I am in love with the grill my parents gave me for my birthday last summer. It's a portable Weber but big enough to use for a backyard bbq. So any opportunity to use my sweet love is a great one. After a very cold winter, we took full advantage of the first signs of spring (and Brian's spring break) and went camping.

By recommendation of our roommate, we spent an amazingly relaxing weekend at Valley View Hot Springs, about 4 hours south of Boulder. There were about 5 natural hot springs overlooking views of the valley and snow capped mountains, as well as a heated hot tub and sauna. But there is more...it turned out to my surprise to be a "clothing optional" property...and apparently everyone but me and about one other girl opted for the full monty!


So after an invigorating and relaxing day of soaking...the time had come for a reunion with my summer love. The first night's menu was pretty simple since we didn't get around to making dinner till about 8pm. We enjoyed oil-free mixed veggies tossed in lemon, crushed red pepper, and garlic. Brian gave me this super awesome grilling basket which is the most amazing grilling accessory. All I did was toss em in the basket and heat on medium heat, for about 10-15 minutes, tossing a couple times. The veggies were paired with grilled sweet potato slices...which apparently missed their usual oil coating and turned out dry and burnt in parts :( I think if I mixed them in with the veggies the moisture of the other veggies and the protection of the veggie basket would have solved this problem.

Best part though....GRILLED BANANAS for dessert! Woohoo! Just slice a banana in half and throw on the grill at medium heat, turning once after about 5 minutes. I put cinnamon on top of the banana too, just because Brian loves cinnamon. Got a little carried away with the kiwi slices, but hey, camping is a dorky fun past time anyway.

Following dinner we enjoyed the giant full moon and the toasty sauna to warm us up before a cold night in the upper 20's! I got a bit crazy taking pictures of Super Moon, but here are a few highlights.
 


On Sunday (after Brian went for a 1 1/2 hour run on the trails and I packed up our tent and gear) we headed off for a hike in the pleasant sunshine. The trail promised a destination of a BAT CAVE! Had to try it out. Unfortunately, it is not bat season, but we did visit the huge cave that was created when a mine caved in, exposing entry to a crazy network of tunnels. All of this was blocked off for safety, but we enjoyed a picnic lunch in front of the cave, sheltered from the crazy strong winds that we've now come to know as a Colorado staple. I found veggies and squash hummus to be a super simple hikers lunch. Added bonus...before I left I made the hummus with sun-dried tomatoes! (one of brian's fav's). It was delicious and refreshing. Oh yeah...and I made flax crackers before leaving too, which worked as a great gluten free hiking and camping snack.
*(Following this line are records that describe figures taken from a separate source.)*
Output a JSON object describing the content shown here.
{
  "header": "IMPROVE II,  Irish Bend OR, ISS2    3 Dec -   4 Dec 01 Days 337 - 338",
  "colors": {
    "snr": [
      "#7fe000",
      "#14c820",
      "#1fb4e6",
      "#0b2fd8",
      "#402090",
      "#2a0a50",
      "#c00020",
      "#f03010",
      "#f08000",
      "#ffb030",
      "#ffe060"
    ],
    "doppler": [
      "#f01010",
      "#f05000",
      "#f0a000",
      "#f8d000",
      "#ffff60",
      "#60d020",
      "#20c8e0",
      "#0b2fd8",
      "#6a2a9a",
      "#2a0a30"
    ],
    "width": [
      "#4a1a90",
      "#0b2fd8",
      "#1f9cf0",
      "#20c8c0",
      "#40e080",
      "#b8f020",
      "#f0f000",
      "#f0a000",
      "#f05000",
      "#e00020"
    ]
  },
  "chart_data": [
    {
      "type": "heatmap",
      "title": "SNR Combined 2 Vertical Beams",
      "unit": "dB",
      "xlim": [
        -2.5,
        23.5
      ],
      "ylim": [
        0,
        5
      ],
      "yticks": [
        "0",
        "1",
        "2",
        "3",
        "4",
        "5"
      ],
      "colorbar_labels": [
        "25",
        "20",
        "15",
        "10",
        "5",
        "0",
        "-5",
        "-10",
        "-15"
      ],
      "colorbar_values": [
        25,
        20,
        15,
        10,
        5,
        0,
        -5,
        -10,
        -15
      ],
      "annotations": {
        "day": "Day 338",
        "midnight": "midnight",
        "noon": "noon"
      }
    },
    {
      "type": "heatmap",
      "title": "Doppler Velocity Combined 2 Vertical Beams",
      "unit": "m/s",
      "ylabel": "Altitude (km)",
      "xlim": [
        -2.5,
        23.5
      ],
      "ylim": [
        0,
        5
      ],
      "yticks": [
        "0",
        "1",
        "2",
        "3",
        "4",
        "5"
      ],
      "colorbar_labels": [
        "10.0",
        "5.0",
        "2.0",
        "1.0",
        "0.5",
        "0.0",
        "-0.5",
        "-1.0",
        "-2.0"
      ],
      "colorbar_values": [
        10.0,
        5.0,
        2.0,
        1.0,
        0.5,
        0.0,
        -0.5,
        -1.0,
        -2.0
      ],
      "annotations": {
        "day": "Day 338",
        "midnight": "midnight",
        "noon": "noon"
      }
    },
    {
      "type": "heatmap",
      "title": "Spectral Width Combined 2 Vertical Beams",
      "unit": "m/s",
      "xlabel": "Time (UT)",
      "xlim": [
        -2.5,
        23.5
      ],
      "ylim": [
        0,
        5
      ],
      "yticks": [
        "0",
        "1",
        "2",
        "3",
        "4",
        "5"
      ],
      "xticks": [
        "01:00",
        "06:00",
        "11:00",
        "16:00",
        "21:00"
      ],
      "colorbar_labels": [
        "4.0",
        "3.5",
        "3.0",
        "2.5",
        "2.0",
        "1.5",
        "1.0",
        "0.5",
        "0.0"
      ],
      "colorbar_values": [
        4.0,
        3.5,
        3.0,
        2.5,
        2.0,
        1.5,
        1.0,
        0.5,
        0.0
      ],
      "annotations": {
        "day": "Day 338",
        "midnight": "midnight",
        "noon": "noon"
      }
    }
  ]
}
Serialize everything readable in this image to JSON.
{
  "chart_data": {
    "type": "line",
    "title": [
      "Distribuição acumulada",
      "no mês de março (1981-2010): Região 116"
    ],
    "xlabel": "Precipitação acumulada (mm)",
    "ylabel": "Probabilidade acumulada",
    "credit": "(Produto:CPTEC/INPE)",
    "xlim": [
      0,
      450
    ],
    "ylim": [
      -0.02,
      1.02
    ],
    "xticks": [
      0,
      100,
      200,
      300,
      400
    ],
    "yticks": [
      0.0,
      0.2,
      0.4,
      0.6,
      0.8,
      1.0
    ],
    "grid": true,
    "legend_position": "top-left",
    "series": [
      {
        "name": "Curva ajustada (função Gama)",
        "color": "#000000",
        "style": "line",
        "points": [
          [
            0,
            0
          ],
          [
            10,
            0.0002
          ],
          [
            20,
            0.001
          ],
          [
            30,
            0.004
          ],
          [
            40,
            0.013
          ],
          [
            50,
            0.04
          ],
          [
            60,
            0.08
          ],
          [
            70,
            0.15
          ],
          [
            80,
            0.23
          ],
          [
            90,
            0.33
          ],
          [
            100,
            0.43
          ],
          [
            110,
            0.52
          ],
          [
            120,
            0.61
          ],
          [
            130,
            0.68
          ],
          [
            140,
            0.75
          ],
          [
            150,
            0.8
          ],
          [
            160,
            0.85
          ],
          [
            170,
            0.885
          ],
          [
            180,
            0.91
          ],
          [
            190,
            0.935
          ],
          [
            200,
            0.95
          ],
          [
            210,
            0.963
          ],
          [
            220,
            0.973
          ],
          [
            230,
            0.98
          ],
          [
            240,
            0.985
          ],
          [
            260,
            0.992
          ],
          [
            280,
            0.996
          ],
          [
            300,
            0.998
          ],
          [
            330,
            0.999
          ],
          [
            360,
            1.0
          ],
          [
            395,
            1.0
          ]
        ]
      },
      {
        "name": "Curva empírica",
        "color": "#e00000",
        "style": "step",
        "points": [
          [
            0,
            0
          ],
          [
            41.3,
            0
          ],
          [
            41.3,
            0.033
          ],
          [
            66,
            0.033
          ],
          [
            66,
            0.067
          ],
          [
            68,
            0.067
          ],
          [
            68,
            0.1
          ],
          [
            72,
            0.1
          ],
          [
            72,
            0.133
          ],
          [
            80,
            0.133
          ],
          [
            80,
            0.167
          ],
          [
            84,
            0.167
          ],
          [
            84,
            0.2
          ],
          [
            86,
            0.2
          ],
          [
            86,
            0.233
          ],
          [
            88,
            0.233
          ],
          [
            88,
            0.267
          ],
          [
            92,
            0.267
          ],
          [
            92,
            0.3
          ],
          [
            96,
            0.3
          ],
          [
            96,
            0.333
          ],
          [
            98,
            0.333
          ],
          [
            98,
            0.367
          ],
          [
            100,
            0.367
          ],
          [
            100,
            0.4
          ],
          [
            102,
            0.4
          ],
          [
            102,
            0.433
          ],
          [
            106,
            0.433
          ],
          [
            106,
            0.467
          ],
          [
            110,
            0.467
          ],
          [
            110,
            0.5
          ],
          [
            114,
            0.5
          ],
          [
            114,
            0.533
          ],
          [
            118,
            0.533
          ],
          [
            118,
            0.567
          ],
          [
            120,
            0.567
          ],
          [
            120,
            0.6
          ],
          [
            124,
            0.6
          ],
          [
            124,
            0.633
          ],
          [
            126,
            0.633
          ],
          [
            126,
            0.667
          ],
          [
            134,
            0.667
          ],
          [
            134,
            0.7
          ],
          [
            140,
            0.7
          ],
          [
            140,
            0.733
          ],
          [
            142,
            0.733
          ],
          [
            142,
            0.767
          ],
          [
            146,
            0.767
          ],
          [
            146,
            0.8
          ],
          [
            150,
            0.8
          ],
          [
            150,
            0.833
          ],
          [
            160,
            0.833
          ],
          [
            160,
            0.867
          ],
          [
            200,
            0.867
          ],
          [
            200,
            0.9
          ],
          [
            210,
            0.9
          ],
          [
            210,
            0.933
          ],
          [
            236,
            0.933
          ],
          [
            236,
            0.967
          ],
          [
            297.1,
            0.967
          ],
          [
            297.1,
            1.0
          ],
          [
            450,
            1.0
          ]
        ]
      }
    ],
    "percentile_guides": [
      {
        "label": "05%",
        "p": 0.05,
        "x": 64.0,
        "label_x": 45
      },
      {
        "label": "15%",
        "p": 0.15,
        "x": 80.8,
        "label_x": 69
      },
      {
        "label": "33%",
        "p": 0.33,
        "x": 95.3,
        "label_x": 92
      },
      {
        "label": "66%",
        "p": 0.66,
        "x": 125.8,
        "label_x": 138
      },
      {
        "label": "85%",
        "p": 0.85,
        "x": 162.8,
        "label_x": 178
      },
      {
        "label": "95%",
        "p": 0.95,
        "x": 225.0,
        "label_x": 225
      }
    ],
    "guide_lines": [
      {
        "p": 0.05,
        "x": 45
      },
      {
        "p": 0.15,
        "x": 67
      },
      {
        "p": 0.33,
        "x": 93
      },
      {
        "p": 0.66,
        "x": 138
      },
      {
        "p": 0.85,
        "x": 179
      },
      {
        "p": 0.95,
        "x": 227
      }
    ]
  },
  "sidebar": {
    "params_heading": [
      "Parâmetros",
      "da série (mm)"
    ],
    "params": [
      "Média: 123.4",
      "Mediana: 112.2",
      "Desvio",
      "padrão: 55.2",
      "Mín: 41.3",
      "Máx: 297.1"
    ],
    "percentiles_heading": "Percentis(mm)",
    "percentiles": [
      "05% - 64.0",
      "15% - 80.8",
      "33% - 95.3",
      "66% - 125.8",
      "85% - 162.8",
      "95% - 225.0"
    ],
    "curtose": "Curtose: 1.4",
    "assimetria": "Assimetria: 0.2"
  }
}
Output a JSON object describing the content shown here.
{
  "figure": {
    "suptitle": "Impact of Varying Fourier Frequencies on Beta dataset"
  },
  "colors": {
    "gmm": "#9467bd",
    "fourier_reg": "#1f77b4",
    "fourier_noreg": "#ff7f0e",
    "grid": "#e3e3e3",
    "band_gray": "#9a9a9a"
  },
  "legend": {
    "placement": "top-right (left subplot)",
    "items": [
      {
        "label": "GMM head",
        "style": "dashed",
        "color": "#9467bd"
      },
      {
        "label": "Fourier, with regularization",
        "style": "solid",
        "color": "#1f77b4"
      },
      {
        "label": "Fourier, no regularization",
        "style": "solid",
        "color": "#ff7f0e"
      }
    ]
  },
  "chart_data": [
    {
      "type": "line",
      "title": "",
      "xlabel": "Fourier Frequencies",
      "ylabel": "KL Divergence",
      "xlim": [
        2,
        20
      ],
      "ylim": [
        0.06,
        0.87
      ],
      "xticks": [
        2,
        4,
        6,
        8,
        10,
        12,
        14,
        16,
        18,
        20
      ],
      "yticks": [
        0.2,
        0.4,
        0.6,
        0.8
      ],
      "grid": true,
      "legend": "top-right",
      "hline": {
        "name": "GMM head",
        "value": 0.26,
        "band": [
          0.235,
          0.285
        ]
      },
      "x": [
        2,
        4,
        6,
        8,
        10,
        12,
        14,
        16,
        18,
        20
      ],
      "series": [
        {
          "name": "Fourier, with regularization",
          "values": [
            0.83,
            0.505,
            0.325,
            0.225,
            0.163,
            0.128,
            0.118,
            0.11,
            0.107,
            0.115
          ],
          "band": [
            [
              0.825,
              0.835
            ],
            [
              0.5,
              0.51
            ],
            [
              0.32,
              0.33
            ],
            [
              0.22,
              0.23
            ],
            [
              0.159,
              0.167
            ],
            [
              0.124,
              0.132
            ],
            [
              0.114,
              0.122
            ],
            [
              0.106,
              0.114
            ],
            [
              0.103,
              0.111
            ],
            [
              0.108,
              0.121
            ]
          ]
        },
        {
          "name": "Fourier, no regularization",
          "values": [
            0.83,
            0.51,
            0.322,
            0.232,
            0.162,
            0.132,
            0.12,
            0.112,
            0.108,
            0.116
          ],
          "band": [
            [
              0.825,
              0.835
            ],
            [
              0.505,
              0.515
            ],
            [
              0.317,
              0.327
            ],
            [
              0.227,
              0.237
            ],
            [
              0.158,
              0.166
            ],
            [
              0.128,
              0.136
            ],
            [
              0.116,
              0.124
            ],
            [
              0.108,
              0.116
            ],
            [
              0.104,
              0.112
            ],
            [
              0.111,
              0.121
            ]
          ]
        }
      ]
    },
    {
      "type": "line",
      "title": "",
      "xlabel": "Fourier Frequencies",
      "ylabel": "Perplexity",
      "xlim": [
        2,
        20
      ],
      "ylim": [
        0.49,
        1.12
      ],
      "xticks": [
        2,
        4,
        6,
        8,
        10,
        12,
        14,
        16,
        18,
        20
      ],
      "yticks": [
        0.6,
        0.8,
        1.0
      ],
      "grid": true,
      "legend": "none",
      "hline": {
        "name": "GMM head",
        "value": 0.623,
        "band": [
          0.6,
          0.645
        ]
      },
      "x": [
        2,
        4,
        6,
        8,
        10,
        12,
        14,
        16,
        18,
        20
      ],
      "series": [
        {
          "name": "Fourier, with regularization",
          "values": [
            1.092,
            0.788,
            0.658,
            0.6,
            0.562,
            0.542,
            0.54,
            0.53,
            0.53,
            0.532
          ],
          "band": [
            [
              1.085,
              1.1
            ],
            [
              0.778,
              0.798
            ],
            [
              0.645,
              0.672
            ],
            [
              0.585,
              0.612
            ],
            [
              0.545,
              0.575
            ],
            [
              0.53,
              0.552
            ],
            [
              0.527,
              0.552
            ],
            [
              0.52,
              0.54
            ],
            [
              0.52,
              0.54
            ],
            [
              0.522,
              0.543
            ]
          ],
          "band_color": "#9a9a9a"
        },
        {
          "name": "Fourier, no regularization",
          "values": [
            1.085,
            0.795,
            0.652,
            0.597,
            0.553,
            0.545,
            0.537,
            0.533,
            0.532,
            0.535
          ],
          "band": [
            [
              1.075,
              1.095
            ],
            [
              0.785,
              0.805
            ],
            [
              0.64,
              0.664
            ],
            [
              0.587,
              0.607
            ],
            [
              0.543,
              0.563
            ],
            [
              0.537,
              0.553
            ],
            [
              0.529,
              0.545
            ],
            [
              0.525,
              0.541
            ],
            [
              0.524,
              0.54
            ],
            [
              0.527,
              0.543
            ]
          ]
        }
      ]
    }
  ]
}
Veggies and sundried tomato hummus 





Mexi-style Grilled Portabello Mushrooms 
We hit the hot tub and sauna one more time when we got back. And then enjoyed a delicious dinner of  grilled portabello mushrooms topped with grilled bell pepper, onion, and tomato slices and guacamole. On medium heat, I grilled the portabellos straight on the grate with a little lemon juice. Meanwhile the peppers sizzled in the awesome veggie basket, tossed with lemon juice, cayenne, garlic, and CRP. After 5 minutes on each side I put the mushrooms on top of the veggies and heated the sprouted corn tortillas in their place for a few minutes on each side. Meanwhile,  Brian prepared some dehydrated beans which we brought in case we decided to backpack in to a site. Threw all that together and what a colorful camping meal to close out a weekend of outdoors, naturalism, and relaxation.